The point is that a policy that seeks to practise social democracy at home and free trade abroad is doomed to fail. It is like attempting to violate the First Law of Thermodynamics. The pursuit of such policies, elsewhere as in Australia, has been a major cause of the progressive demise of the West, as the economic activities that really matter are progressively transferred to China.
According to the mainstream narrative of the Australian political elite, trade deregulation has been a marvellous success. It has improved consumer choice and lowered prices for manufactures. In that claim, the reformers are undeniably correct.
What they ignore, however, is the other side to the coin. Trade deregulation has caused a rapid decline of manufacturing and set Australia well on the way to becoming a dropout from the ranks of the advanced industrial nations. Ours is a place gifted to us by our colonial history, but very difficult to recover from the debased state towards which we are heading.
It has caused a massive rise in welfare costs through hidden unemployment and an increase in the size of government. It has led to a reliance on commodity exports and a risky over-specialisation of the national economic base. It has caused a massive increase in net foreign debt, which in turn has required interest rates to be higher than would be the case in a balanced trade scenario.

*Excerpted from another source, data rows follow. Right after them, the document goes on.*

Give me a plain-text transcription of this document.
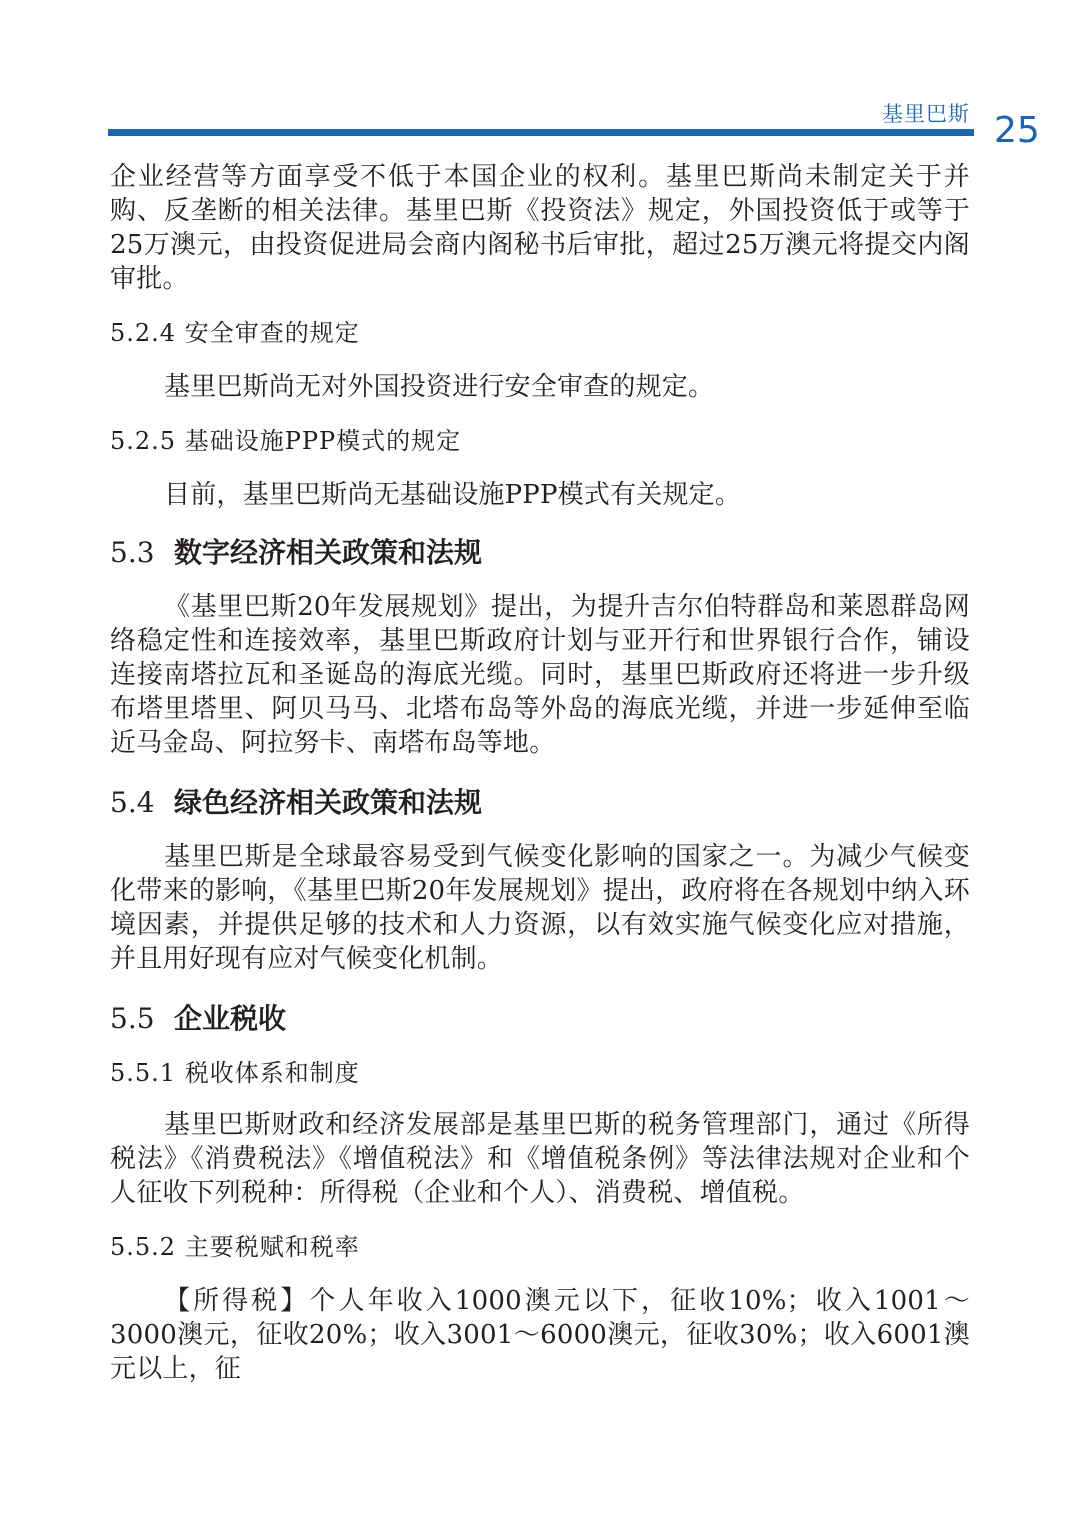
基里巴斯 25

企业经营等方面享受不低于本国企业的权利。基里巴斯尚未制定关于并购、反垄断的相关法律。基里巴斯《投资法》规定，外国投资低于或等于25万澳元，由投资促进局会商内阁秘书后审批，超过25万澳元将提交内阁审批。

5.2.4 安全审查的规定

基里巴斯尚无对外国投资进行安全审查的规定。

5.2.5 基础设施PPP模式的规定

目前，基里巴斯尚无基础设施PPP模式有关规定。

5.3 数字经济相关政策和法规

《基里巴斯20年发展规划》提出，为提升吉尔伯特群岛和莱恩群岛网络稳定性和连接效率，基里巴斯政府计划与亚开行和世界银行合作，铺设连接南塔拉瓦和圣诞岛的海底光缆。同时，基里巴斯政府还将进一步升级布塔里塔里、阿贝马马、北塔布岛等外岛的海底光缆，并进一步延伸至临近马金岛、阿拉努卡、南塔布岛等地。

5.4 绿色经济相关政策和法规

基里巴斯是全球最容易受到气候变化影响的国家之一。为减少气候变化带来的影响，《基里巴斯20年发展规划》提出，政府将在各规划中纳入环境因素，并提供足够的技术和人力资源，以有效实施气候变化应对措施，并且用好现有应对气候变化机制。

5.5 企业税收
5.5.1 税收体系和制度

基里巴斯财政和经济发展部是基里巴斯的税务管理部门，通过《所得税法》《消费税法》《增值税法》和《增值税条例》等法律法规对企业和个人征收下列税种：所得税（企业和个人）、消费税、增值税。

5.5.2 主要税赋和税率

【所得税】个人年收入1000澳元以下，征收10%；收入1001～3000澳元，征收20%；收入3001～6000澳元，征收30%；收入6001澳元以上，征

Despite the short-term gains from lower prices on manufactured imports, it has, by the destruction of the industrial base upon which future innovation and technological development are most likely to be grounded, virtually ensured a decrease in national income over the long term.
From this point of view, the trade-liberalising reforms that the governing class and its acolytes pride themselves on have been no success at all. Rather, they have been a national disaster.Craig Milne is executive director of the Australian Productivity Council, a private consultancy. This article is from a speech he delivered at the National Civic Council's national conference at Mannix College, Monash University, on February 6, 2010.